World Cup 2014: Germany national soccer team guide


They haven’t won it all since 1990, and the German national team is feeling big-time pressure to take home a trophy. The expectations are especially high in 2014, and for good reason. A loaded roster and success at the club level, with the Bundesliga sending two teams to the most recent UEFA Champions League final, have the soccer-crazed country thinking big for Brazil.


June 16: vs. Portugal, Salvador
June 21: vs. Ghana, Fortaleza
June 26: vs. USA, Recife


Mesut Özil, M, Arsenal (pictured left): He’s the star among the stars, the central figure in the influx of young stars in German football and the piece that makes the side go. The lively playmaker and his lightening bolt for a left foot leads the team with 10 assists and is tied for second with five goals in 2013. And if his record transfer deal to Arsenal is any indication, Germany should be just fine.

Marco Reus, M, Borussia Dortmund: Considered the top German player in the Bundesliga, Dortmund’s young talent led the way for Germany with seven goals and was tied for second on the team with five assists. The young playmaker’s talents are not only good for club and country but inspire videos like this.

Mario Götze, M, Bayern Munich: The Cain to Reus’ Abel. Whatever his country’s Bundesliga fans may think of him, Götze completes the young attacking trio that has everyone raving about Germany’s possibilities of raising a trophy at the end of the World Cup. Five goals and five assists in 2013 show his versatility.

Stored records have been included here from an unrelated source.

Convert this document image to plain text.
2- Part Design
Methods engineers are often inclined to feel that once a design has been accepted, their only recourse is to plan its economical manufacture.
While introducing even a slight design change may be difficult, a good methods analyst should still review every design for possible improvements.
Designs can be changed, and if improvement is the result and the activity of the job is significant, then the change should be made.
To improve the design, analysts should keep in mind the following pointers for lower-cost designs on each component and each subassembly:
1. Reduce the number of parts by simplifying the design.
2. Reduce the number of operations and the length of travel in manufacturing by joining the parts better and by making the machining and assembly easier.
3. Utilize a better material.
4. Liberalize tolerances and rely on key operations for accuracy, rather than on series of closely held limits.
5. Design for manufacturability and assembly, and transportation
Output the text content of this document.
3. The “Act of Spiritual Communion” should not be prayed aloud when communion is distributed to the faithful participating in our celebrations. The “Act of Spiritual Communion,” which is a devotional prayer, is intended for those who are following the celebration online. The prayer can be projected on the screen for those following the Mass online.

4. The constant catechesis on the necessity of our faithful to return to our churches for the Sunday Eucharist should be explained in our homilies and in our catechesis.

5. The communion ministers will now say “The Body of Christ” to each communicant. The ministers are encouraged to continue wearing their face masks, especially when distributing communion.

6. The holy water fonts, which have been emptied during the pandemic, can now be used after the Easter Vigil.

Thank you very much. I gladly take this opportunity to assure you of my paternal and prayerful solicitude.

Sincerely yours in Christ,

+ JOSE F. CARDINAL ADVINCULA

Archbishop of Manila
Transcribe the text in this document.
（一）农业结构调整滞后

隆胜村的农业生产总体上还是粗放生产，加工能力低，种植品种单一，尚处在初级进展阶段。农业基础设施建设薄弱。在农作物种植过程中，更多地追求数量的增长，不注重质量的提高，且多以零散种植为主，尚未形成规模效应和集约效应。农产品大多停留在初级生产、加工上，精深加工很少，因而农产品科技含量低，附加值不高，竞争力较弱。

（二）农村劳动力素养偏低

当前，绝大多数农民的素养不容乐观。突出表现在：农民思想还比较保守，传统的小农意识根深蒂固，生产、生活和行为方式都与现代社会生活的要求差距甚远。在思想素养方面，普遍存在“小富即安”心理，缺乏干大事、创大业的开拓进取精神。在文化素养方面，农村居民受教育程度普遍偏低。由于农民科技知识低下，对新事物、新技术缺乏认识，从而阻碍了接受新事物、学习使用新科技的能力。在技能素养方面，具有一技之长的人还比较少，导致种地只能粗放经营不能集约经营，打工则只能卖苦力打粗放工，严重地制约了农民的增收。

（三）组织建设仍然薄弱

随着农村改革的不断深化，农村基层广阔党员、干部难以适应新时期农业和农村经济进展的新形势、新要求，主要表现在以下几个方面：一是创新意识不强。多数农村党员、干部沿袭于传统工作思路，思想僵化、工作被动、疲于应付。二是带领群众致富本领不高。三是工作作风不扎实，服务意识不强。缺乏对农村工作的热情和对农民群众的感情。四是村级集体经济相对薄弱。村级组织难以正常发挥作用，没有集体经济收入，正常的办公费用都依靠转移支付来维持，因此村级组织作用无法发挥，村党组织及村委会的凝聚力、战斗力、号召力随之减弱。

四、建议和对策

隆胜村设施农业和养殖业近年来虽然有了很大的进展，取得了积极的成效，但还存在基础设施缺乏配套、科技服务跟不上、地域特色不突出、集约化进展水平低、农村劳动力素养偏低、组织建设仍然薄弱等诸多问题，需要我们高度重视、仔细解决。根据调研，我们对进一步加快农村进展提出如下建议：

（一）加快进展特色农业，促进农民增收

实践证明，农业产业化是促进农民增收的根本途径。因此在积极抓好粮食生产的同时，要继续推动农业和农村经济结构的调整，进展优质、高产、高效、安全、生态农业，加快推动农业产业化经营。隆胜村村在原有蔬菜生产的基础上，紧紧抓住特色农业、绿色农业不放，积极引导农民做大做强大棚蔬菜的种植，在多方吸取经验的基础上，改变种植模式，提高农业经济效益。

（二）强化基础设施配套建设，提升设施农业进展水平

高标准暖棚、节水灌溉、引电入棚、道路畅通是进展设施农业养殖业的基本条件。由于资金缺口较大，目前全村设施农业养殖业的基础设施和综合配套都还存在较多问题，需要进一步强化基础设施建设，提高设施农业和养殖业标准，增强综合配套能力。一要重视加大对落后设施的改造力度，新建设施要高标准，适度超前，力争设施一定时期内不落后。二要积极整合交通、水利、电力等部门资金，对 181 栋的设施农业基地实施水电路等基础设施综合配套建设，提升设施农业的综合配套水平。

Manuel Neuer, GK, Bayern Munich: He’s not just one of the top goalkeepers in the world (10 goals alLöwed in 10 WCQ games), who sometimes wears a four-fingered glove, but he’s also caught the acting bug.


Joachim “Jogi” Löw (right) took over after serving as the top assistant under previous coach Jurgen Klinsmann. While Klinsmann was the master motivator, Löw was considered the tactical genius and has been credited with getting the most out of the next generation of young German talent and transforming the team’s style into an exciting, attacking variety while holding onto some trademark efficiency.

But now the pressure is on, and now Löw is expected to turn all those goals (36 in 10 WCQs) into hardware.


WCQ record: 9-0-1, 28 pts. / 36 GF, 10 GA (first place in Europe’s Group C)

Germany’s biggest stumbling block was a 4-4 draw in Berlin against Sweden, Group C’s second-place team, on Oct. 16 of last year. But nine wins, including a 5-3 revenge victory over Sweden on their home turf on Oct. 15, gave Germany the easy group victory by eight points.


18th appearance

Germany are one of the most decorated international teams in the world, having won three World Cups (1954, 1974, 1990), finished runners-up four times and third place four times. The sting of Germany’s 1-0 loss to eventual Cup champions Spain in the 2010 semifinals still lingers; marking the first time since 1982 that the team with the highest goal differential (16 GF, 5 GA) in the tournament didn’t win it all.


Of course, the biggest German connection to US soccer is current USMNT head coach Jurgen Klinsmann, who coached Die Mannschaft from 2004-2006 and led them to a third-place finish in the 2006 World Cup. Klinsmann led the US national team to a 4-3 victory over his former side on June 2 this past summer in Washington, D.C., thanks to a second-half brace from striker Clint Dempsey … Current USMNT players Fabian Johnson, John Anthony Brooks, Terrence Boyd and Jermaine Jones were born in Germany, while Jones and Brooks both spent time with the German national team setup before changing over full-time to the United States … 18-year-old German-American attacker Julian Green was recently called up by Klinsmann to the USMNT’s November friendlies against Austria and Scotland, but he declined and instead opted to report to Germany’s U-19 side for friendlies against France and during the same window.